Jakarta, TopBusiness – Semakin menarik investasi di pasar modal membuat jumlah investor baru terus bertambah. Tercatat, dalam lima tahun terakhir, telah tumbuh signifikan, sehinggga total jumlah investor saat ini sudah mencapai 2,2 juta. Dan kabarnya mayoritas terdiri dari kalangan milenial.
Hal ini seperti disampaikan oleh Direktur Utama PT Bursa Efek Indonesia (BEI), Inarno Djayadi di acara CEO Networking 2019: Embracing the Opportunities in Dynamic Global Economy, di Jakarta, Kamis (31/10/2019).
“Pertumbuhan positif pasar modal kita diikuti pertumbuhan jumlah investor pasar modal. Saat ini jumlahnya 2,2 juta investor dan tumbuh double digit dalam 5 tahun terakhir. Dari jumlah tersebut jumlah milenial, sekitar 60% dari total investor saham dan terus meningkat 3 tahun terakhir,” tutur dia.
Ke depan, kata Inarno, untuk terus mendukung akses pasar modal bagi perusahan di Indonesia, BEI dan SRO (Self Regulatory Organizatioan) lainnya beserta Otoritas Jasa Keuangan (OJK) terus mengusung inisiatif strategis meliputi kemudahan pencatatan perusahan kecil dan menengah untuk go public.

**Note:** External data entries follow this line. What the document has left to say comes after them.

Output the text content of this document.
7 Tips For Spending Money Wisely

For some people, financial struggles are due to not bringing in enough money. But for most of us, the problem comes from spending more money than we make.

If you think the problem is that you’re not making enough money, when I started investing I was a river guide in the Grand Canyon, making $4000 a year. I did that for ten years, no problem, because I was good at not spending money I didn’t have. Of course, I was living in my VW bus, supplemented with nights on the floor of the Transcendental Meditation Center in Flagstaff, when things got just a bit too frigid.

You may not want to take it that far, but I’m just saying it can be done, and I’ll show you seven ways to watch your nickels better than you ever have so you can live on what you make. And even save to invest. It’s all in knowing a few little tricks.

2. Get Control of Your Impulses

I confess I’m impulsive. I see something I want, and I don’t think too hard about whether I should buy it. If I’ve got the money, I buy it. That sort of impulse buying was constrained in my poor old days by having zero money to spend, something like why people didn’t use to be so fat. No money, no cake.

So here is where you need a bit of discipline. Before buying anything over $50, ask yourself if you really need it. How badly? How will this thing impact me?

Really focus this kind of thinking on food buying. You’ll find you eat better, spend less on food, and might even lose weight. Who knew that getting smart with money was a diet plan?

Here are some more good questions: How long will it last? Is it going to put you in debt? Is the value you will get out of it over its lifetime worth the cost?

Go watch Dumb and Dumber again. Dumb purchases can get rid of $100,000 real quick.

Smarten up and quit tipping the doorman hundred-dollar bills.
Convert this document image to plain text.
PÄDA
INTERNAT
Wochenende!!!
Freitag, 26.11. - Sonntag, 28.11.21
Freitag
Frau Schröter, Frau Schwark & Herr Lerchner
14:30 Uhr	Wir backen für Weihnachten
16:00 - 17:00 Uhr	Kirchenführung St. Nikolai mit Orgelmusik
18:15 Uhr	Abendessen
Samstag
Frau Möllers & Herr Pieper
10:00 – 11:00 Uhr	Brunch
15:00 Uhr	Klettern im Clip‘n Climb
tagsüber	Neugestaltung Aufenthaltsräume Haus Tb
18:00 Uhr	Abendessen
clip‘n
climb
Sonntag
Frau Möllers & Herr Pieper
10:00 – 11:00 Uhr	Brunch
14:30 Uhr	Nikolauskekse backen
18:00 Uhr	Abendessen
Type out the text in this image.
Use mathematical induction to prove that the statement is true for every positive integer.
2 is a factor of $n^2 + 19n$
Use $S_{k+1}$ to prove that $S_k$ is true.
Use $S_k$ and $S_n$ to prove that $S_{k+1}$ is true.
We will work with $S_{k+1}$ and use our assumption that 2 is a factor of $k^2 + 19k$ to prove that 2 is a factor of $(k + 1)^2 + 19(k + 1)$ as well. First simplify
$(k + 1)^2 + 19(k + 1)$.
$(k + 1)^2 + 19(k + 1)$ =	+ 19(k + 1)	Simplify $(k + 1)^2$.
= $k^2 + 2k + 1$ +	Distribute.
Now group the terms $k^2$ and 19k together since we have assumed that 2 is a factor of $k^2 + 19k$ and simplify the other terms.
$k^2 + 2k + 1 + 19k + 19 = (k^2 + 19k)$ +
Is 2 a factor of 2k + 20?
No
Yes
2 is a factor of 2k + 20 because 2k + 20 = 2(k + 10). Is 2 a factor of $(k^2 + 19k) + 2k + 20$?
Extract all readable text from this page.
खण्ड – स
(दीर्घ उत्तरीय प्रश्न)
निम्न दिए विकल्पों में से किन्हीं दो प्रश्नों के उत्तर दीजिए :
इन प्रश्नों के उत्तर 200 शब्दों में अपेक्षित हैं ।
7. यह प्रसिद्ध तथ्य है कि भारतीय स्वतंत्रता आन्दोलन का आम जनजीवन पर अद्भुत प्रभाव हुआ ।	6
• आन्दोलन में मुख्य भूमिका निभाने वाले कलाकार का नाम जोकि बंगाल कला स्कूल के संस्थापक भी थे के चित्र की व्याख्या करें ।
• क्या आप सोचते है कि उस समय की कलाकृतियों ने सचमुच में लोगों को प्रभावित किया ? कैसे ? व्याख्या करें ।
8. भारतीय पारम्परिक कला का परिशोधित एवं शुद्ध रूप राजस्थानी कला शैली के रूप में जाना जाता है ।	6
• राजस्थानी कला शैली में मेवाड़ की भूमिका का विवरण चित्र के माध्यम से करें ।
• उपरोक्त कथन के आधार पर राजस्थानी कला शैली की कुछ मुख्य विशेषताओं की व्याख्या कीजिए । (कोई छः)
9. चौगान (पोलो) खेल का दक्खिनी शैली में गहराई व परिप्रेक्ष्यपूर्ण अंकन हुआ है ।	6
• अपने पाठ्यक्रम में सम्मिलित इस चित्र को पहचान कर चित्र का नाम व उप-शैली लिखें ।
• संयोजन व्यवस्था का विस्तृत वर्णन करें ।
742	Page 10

“Kami memberi perhatian dalam hal pendalaman pasar dan meningkatkan kepercayaan dan perlindungan investor untuk mewujudkan pasar modal yang mampu mengelola dana jangka panjang dan bermanfaat untuk seluruh masyarkat Indonesia,” tuturnya.

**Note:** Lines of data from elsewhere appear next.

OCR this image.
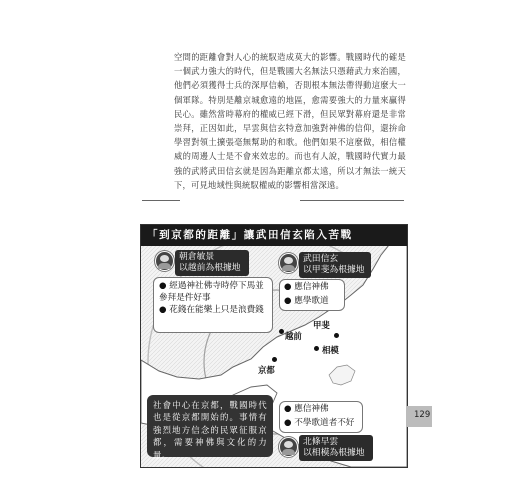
空間的距離會對人心的統馭造成莫大的影響。戰國時代的確是一個武力強大的時代，但是戰國大名無法只憑藉武力來治國，他們必須獲得士兵的深厚信賴，否則根本無法帶得動這麼大一個軍隊。特別是離京城愈遠的地區，愈需要強大的力量來贏得民心。雖然當時幕府的權威已經下滑，但民眾對幕府還是非常崇拜，正因如此，早雲與信玄特意加強對神佛的信仰，還拚命學習對領土擴張毫無幫助的和歌。他們如果不這麼做，相信權威的周邊人士是不會來效忠的。而也有人說，戰國時代實力最強的武將武田信玄就是因為距離京都太遠，所以才無法一統天下，可見地域性與統馭權威的影響相當深遠。

「到京都的距離」讓武田信玄陷入苦戰
朝倉敏景
以越前為根據地
● 經過神社佛寺時停下馬並參拜是件好事
● 花錢在能樂上只是浪費錢
武田信玄
以甲斐為根據地
● 應信神佛
● 應學歌道
越前
甲斐
相模
京都
社會中心在京都，戰國時代也是從京都開始的。事情有強烈地方信念的民眾征服京都，需要神佛與文化的力量。
● 應信神佛
● 不學歌道者不好
北條早雲
以相模為根據地
129
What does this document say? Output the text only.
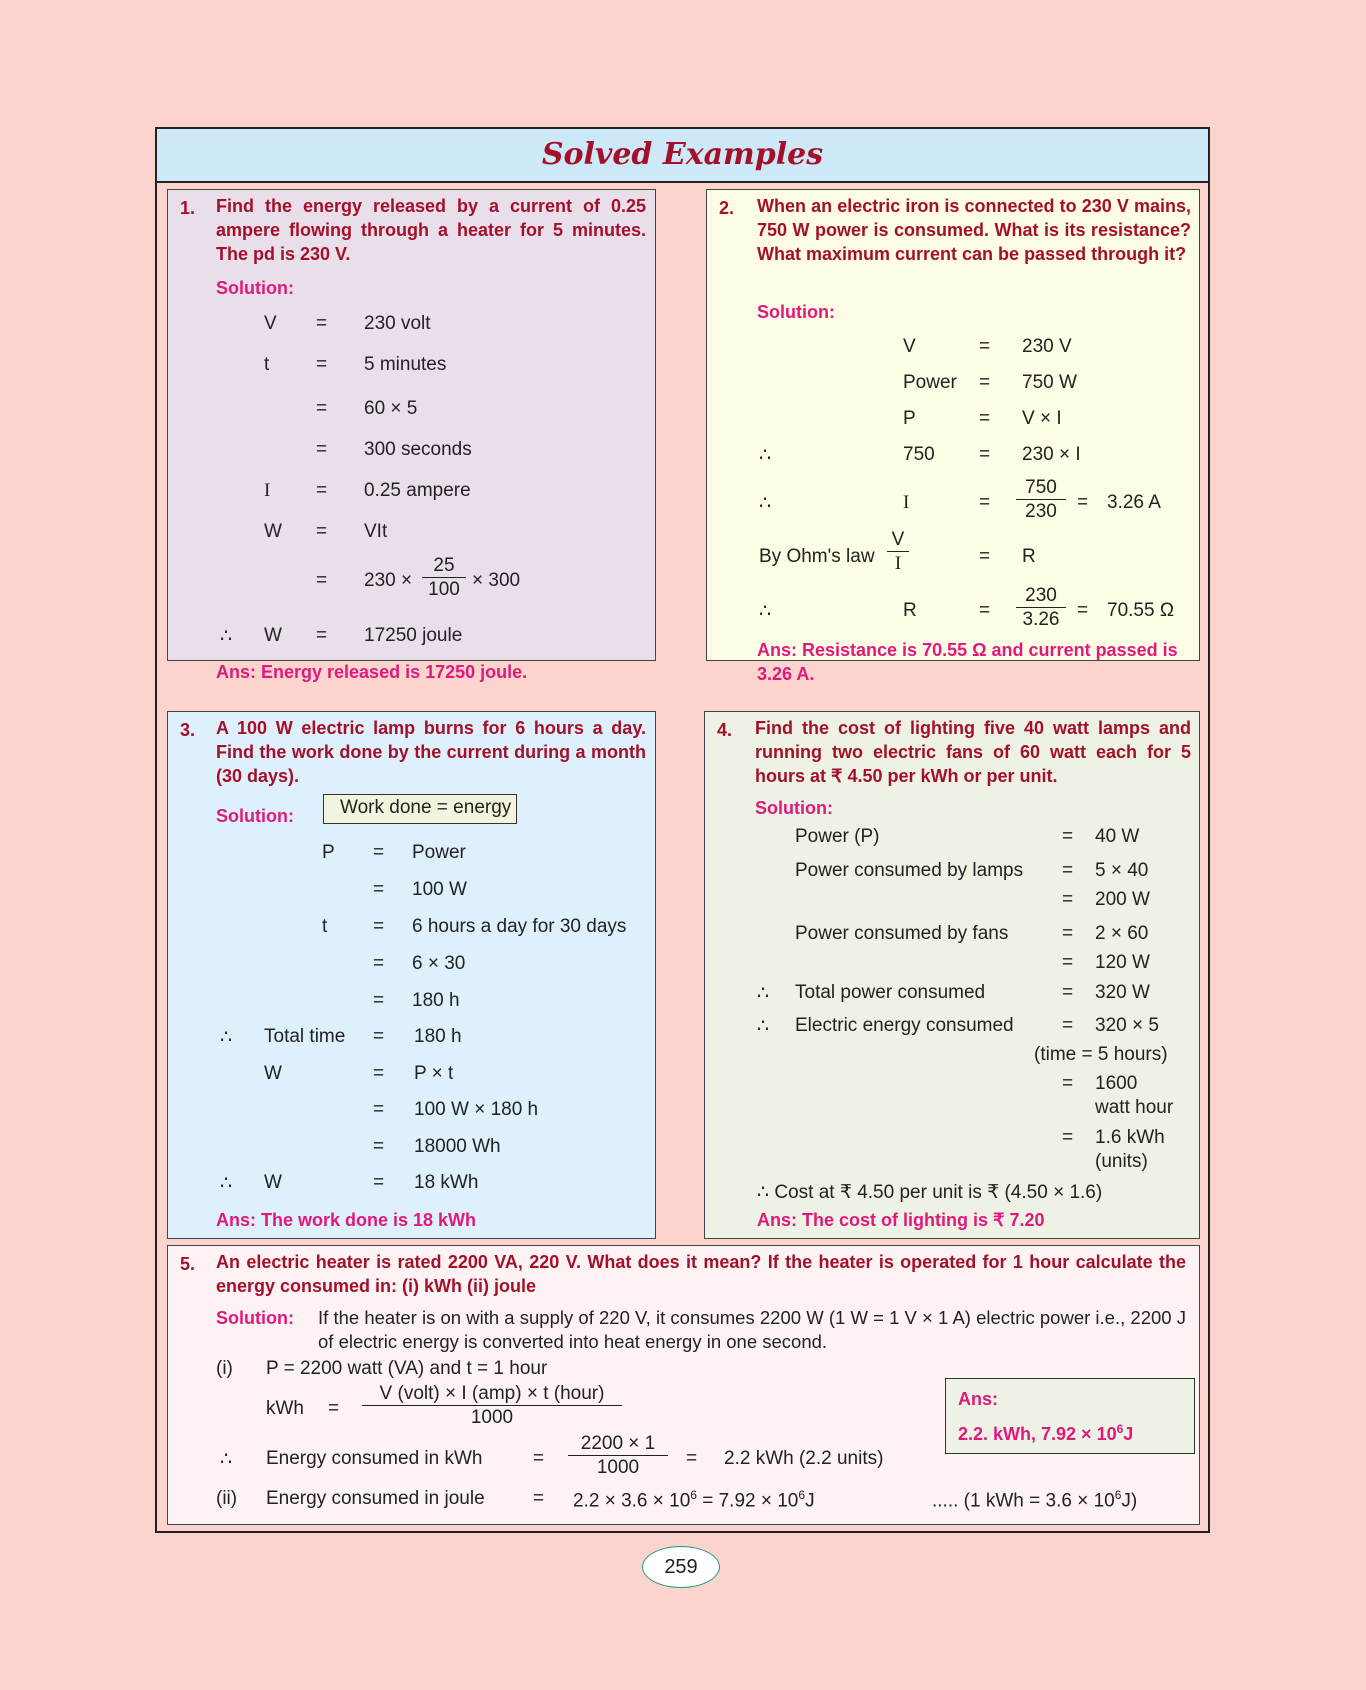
Solved Examples
1. Find the energy released by a current of 0.25 ampere flowing through a heater for 5 minutes. The pd is 230 V.
Solution:
V = 230 volt
t = 5 minutes
= 60 × 5
= 300 seconds
I = 0.25 ampere
W = VIt
= $230 \times \frac{25}{100} \times 300$
∴ W = 17250 joule
Ans: Energy released is 17250 joule.
2. When an electric iron is connected to 230 V mains, 750 W power is consumed. What is its resistance? What maximum current can be passed through it?
Solution:
V	= 230 V
Power = 750 W
P	= V × I
∴	750 = 230 × I
∴	I	= $\frac{750}{230} = 3.26$ A
By Ohm's law $\frac{V}{I}$	= R
∴	R	= $\frac{230}{3.26} = 70.55$ Ω
Ans: Resistance is 70.55 Ω and current passed is 3.26 A.
3. A 100 W electric lamp burns for 6 hours a day. Find the work done by the current during a month (30 days).
Solution:	Work done = energy
P = Power
= 100 W
t = 6 hours a day for 30 days
= 6 × 30
= 180 h
∴ Total time = 180 h
W	= P × t
= 100 W × 180 h
= 18000 Wh
∴ W	= 18 kWh
Ans: The work done is 18 kWh
4. Find the cost of lighting five 40 watt lamps and running two electric fans of 60 watt each for 5 hours at ₹ 4.50 per kWh or per unit.
Solution:
Power (P)	= 40 W
Power consumed by lamps = 5 × 40
= 200 W
Power consumed by fans	= 2 × 60
= 120 W
∴ Total power consumed	= 320 W
∴ Electric energy consumed	= 320 × 5
(time = 5 hours)
= 1600
watt hour
= 1.6 kWh
(units)
∴ Cost at ₹ 4.50 per unit is ₹ (4.50 × 1.6)
Ans: The cost of lighting is ₹ 7.20
5. An electric heater is rated 2200 VA, 220 V. What does it mean? If the heater is operated for 1 hour calculate the energy consumed in: (i) kWh (ii) joule
Solution: If the heater is on with a supply of 220 V, it consumes 2200 W (1 W = 1 V × 1 A) electric power i.e., 2200 J of electric energy is converted into heat energy in one second.
(i) P = 2200 watt (VA) and t = 1 hour
kWh =
V (volt) × I (amp) × t (hour)
1000
∴ Energy consumed in kWh	= $\frac{2200 \times 1}{1000} = 2.2$ kWh (2.2 units)
(ii) Energy consumed in joule	= $2.2 \times 3.6 \times 10^6 = 7.92 \times 10^6J$	..... (1 kWh = $3.6 \times 10^6J$)
Ans:
2.2. kWh, $7.92 \times 10^6J$
259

Lebih lanjut Inarno menegaskan, saat ini banyak perusahaan yang sudah mencatatkan sahamnya di BEI dan sejak awal tahun sudah ada 36 emiten baru yang listing melaui skema initial public offering (IPO). Pihaknya pun akan terus melakukan pendalalam pasar baik untuk menambah jumlah investor maupun jumlah emiten.
“Sejak tahun ini terdapat 36 emiten baru yang menggalang dana melalui pasar modal. Pencapain ini tentu menjadi hal yang patut disyukuri. Makanya kami akan terus mendalami pasar, mendapatkan kepercayaan investor ini untuk mewujudukan pasar Indonesia dan memperluas pasar modal bagi seluruh masyarakat Indonesia,” terangnya.